Because our dataset lacked detailed cost information, we were unable to evaluate the combination of VCT with either PICT or HBT against standalone VCT. Future studies, however, could investigate such combinations and provide information to policymakers on how best to improve existing HIV-testing policies in Mozambique.

A CEA may be unsuitable for assessing the utility of HBT to meet targets for HIV eradication. CEAs are often designed to maximize efficiency at the expense of achieving distributive equality and equity [55]. Therefore, active HCT approaches, such as HBT, are seldom favored over more passive strategies due to their high unit costs per outcome achieved. Nevertheless, such strategies play a crucial role in achieving HIV eradication. HBT might not be cost-effective but may be equitable because HBT can reach populations distinct from those reached by facility-based strategies [12]. CEAs can address health equity concerns either through an equity impact analysis or an equity trade-off analysis as introduced by Cookson et al. [56] Round et al.’s analytical framework, which uses equity weights in decision analyses, may be useful [57]. Addressing equity is relevant for HCT strategies because factors like age, sex, and socioeconomic status may result in differential rates of uptake and linkage to care [12, 58, 59].

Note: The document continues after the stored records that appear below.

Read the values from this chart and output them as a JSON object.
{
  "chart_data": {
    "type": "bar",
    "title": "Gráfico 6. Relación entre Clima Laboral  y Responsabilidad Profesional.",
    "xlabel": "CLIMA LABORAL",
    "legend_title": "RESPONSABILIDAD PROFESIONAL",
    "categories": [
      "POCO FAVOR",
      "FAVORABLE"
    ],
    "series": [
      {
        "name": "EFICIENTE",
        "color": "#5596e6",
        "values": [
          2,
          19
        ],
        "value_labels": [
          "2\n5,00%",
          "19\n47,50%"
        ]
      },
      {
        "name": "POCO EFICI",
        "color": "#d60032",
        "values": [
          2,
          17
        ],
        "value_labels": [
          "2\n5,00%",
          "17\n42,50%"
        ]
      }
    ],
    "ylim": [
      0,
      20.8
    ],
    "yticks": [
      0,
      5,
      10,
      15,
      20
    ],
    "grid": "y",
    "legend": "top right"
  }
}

Despite these limitations, this study generates, for the first time, information for HIV healthcare policy decision making in Southern Mozambique, a setting characterized by one of the highest community based HIV prevalences in the world (i.e., 40%). From the research perspective, this project calls for the need to test the cost-effectiveness of comprehensive home-based strategies including not only screening but also linkage to care and promotion of ART adherence. A similar combination prevention approach involving universal HIV testing and treatment has recently been assessed to be a cost-effective strategy at thresholds greater than US$800 per DALY averted in Zambia and South Africa [60]. This may be seen as a reasonable threshold also for Mozambique, considering the traditional threshold of three times the gross domestic product (GDP) per capita and that the GDP per capita of Mozambique is just below US$500. However, site specific studies should be carried out to obtain valuable information.